Keine der Figuren hört etwas Eindeutiges, denn im Lauschen liegt immer auch schon die Möglichkeit des Belauschens, des Belauscht-Werdens, das Lauschen ist der Beginn jeder Preisgabe. Das ist auch eine Erkenntnis des Jahres 1935.

Lange lausche ich vor dem Fries.

Die Sonne und ich wandern langsam durch das Haus.
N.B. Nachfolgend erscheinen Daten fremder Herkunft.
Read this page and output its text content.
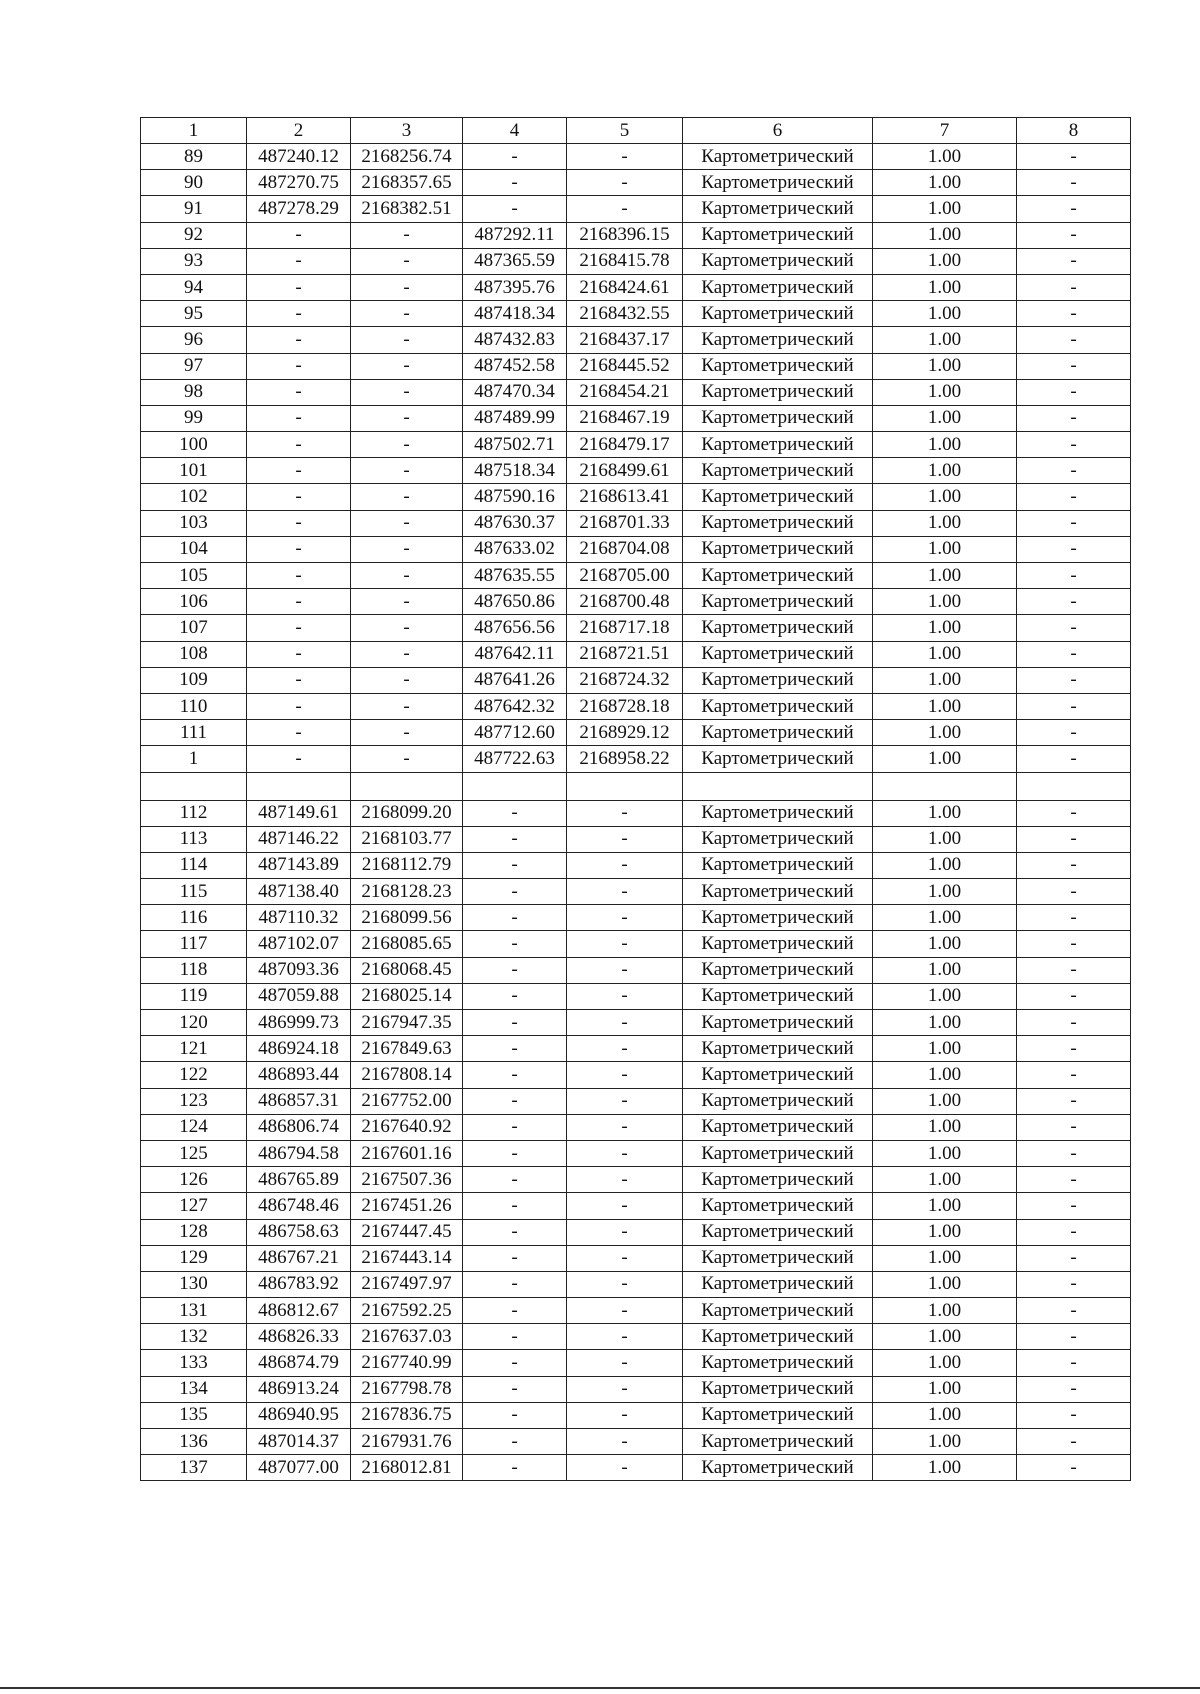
1	2	3	4	5	6	7	8
89	487240.12	2168256.74	-	-	Картометрический	1.00	-
90	487270.75	2168357.65	-	-	Картометрический	1.00	-
91	487278.29	2168382.51	-	-	Картометрический	1.00	-
92	-	-	487292.11	2168396.15	Картометрический	1.00	-
93	-	-	487365.59	2168415.78	Картометрический	1.00	-
94	-	-	487395.76	2168424.61	Картометрический	1.00	-
95	-	-	487418.34	2168432.55	Картометрический	1.00	-
96	-	-	487432.83	2168437.17	Картометрический	1.00	-
97	-	-	487452.58	2168445.52	Картометрический	1.00	-
98	-	-	487470.34	2168454.21	Картометрический	1.00	-
99	-	-	487489.99	2168467.19	Картометрический	1.00	-
100	-	-	487502.71	2168479.17	Картометрический	1.00	-
101	-	-	487518.34	2168499.61	Картометрический	1.00	-
102	-	-	487590.16	2168613.41	Картометрический	1.00	-
103	-	-	487630.37	2168701.33	Картометрический	1.00	-
104	-	-	487633.02	2168704.08	Картометрический	1.00	-
105	-	-	487635.55	2168705.00	Картометрический	1.00	-
106	-	-	487650.86	2168700.48	Картометрический	1.00	-
107	-	-	487656.56	2168717.18	Картометрический	1.00	-
108	-	-	487642.11	2168721.51	Картометрический	1.00	-
109	-	-	487641.26	2168724.32	Картометрический	1.00	-
110	-	-	487642.32	2168728.18	Картометрический	1.00	-
111	-	-	487712.60	2168929.12	Картометрический	1.00	-
1	-	-	487722.63	2168958.22	Картометрический	1.00	-

112	487149.61	2168099.20	-	-	Картометрический	1.00	-
113	487146.22	2168103.77	-	-	Картометрический	1.00	-
114	487143.89	2168112.79	-	-	Картометрический	1.00	-
115	487138.40	2168128.23	-	-	Картометрический	1.00	-
116	487110.32	2168099.56	-	-	Картометрический	1.00	-
117	487102.07	2168085.65	-	-	Картометрический	1.00	-
118	487093.36	2168068.45	-	-	Картометрический	1.00	-
119	487059.88	2168025.14	-	-	Картометрический	1.00	-
120	486999.73	2167947.35	-	-	Картометрический	1.00	-
121	486924.18	2167849.63	-	-	Картометрический	1.00	-
122	486893.44	2167808.14	-	-	Картометрический	1.00	-
123	486857.31	2167752.00	-	-	Картометрический	1.00	-
124	486806.74	2167640.92	-	-	Картометрический	1.00	-
125	486794.58	2167601.16	-	-	Картометрический	1.00	-
126	486765.89	2167507.36	-	-	Картометрический	1.00	-
127	486748.46	2167451.26	-	-	Картометрический	1.00	-
128	486758.63	2167447.45	-	-	Картометрический	1.00	-
129	486767.21	2167443.14	-	-	Картометрический	1.00	-
130	486783.92	2167497.97	-	-	Картометрический	1.00	-
131	486812.67	2167592.25	-	-	Картометрический	1.00	-
132	486826.33	2167637.03	-	-	Картометрический	1.00	-
133	486874.79	2167740.99	-	-	Картометрический	1.00	-
134	486913.24	2167798.78	-	-	Картометрический	1.00	-
135	486940.95	2167836.75	-	-	Картометрический	1.00	-
136	487014.37	2167931.76	-	-	Картометрический	1.00	-
137	487077.00	2168012.81	-	-	Картометрический	1.00	-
Vor einer Frau, auch sie eine Skulptur, bleibe ich stehen. Ich stehe hinter ihr, vor mir ihr Rücken, lange sehe ich ihr zu, wie sie ein Bild an der Wand ansieht. Nach einer ganzen Weile wird mir schwindelig, belausche ich nicht sie und ihre Zwiesprache mit einem Bild. Lieber gehe ich weiter.

Wer ist Ernst Barlach? fragte ich meine Großmutter und saß auf ihrem Schoß. In meiner Hand lag ein Katalog seiner Werke. So viele Jahre ist das schon her. Ernst Barlach hat einmal geschrieben: „Ich habe keinen Gtt, aber Gtt hat mich, sagte sie. Ernst Barlach war auf der Suche nach dem Unvorstellbaren sagte sie. Ich merkte es mir und suche noch immer danach worauf es ankommt.

Vielleicht ist auch Sehen, Suchen und Lauschen zugleich.

5 thoughts on “Auf der Suche nach Ernst Barlach-Hamburg(2)

  1. Ach wissen Sie liebes Fräulein, man weiss es ja nie, wer uns zuhört, auch im inneren.
    Ich stand gestern Abend in der Krypta der Kirche von „Les Saintes de Maries de la Mer“ in Frankreich, vor den 2 Kerzen für meine toten Eltern, meditierte davor und plötzlich waren sie irgendwie da, schauten mich an, lächelten. Ich wäre als Tote Seele auch hier, sage ich mir jetzt, denn es ist wunderschön hier.

  2. Ernst Barlachs Figuren anzusehen ist immer ein Wagnis. Liebes Fräulein Readon und ein Wagnis ist es, diese Frage zu stellen: what can we do to take your pain away?
    Ich versichere Ihnen die Kraft meiner Gedanken.

  3. Vielen Dank für die Mitnahme ins Barlach- Museum und auch für die Informationen zum Güstrower Engel, den ich bisher auch nicht kannte. Es ist auch sehr interessant, dem link über den Güstrower Engel nachzugehen. So habe ich heute dank Ihnen eine richtige Entdeckung gemacht: Barlach. Bald werde ich das Barlach Museum selbst aufsuchen.
    Ich verstehe sehr, warum Sie den weiten Weg nach Hamburg gemacht haben und wünsche Ihnen, dass der Stein auf dem Herzen ein klein wenig gelockert werden konnte. Alles Gute!

  4. Den Engel aus Güstrow gibt es nicht mehr, aber es gibt von ihm einen Abguss, dieser ist in Köln und hängt dort in der Antoniterkirche. Bitte stellen Sie sich unser Erstaunen vor als wir ihn dort sahen, kennen wir ihn doch aus Güstrow…
    Und der Kölner Engel war es, von dem dann nach dem Krieg ein Abguss gemacht wurde, um Güstrow (seinen) einen Engel zurück zu geben. So erzählte jedenfalls der nette aufsichtführende Herr in der Kirche.